Blood Thinners versus Watchman for Atrial Fibrillation: Which is Best?
No one wants an stroke and most of my AFib patients at higher risk for stroke don’t want to take a blood thinner for life. Fortunately, AFib patients at low-risk for stroke don’t require blood thinners. But for those who have to take a blood thinner, are there any alternatives? In this article we’ll discuss AFib strokes, the role of the left atrial appendage, and whether blood thinners or Watchman is best for AFib.

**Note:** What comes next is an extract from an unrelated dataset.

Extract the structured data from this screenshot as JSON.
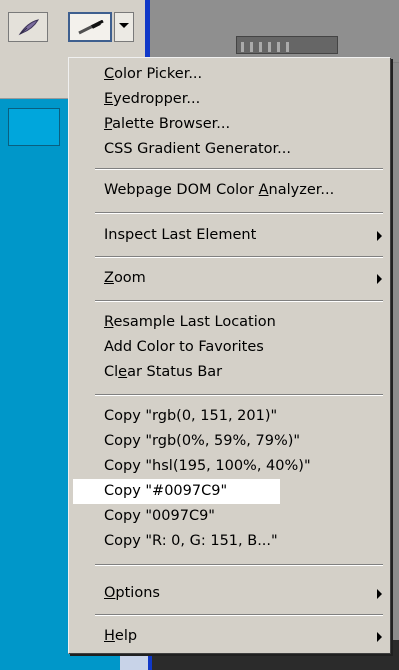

What Causes Atrial Fibrillation Strokes?
Strokes are common in AFib patients because the complete electrical chaos in the atria leads to loss of pumping. The result is stagnant blood flow, and stagnant blood clots easily, especially in the left atrial appendage. The left atrial appendage is a dead end pouch in the left atrium where clots form when atrial fibrillation causes the upper chambers not to pump.
When these clots break off from the left atrial appendage and enter the bloodstream, they are like missiles that can go anywhere in the body and do incredible damage. Clots that go to your gut, kidneys, or leg can all leave a trail of destruction. But when clots go to the brain, resulting in a stroke, the effect is immediate, devastating, and often deadly.
What Happens During a Stroke?
During a stroke, the brain is starved of oxygen and nutrients, a situation that almost immediately begins to kill brain cells. You’ll also recall from previous posts that AFib is usually associated with high blood pressure. That’s a double disaster, since years of high blood pressure can damage the arteries in the brain long before the atrial fibrillation clot ever arrives. For all of these reasons, atrial fibrillation has been associated with a five-fold increase in the risk of stroke.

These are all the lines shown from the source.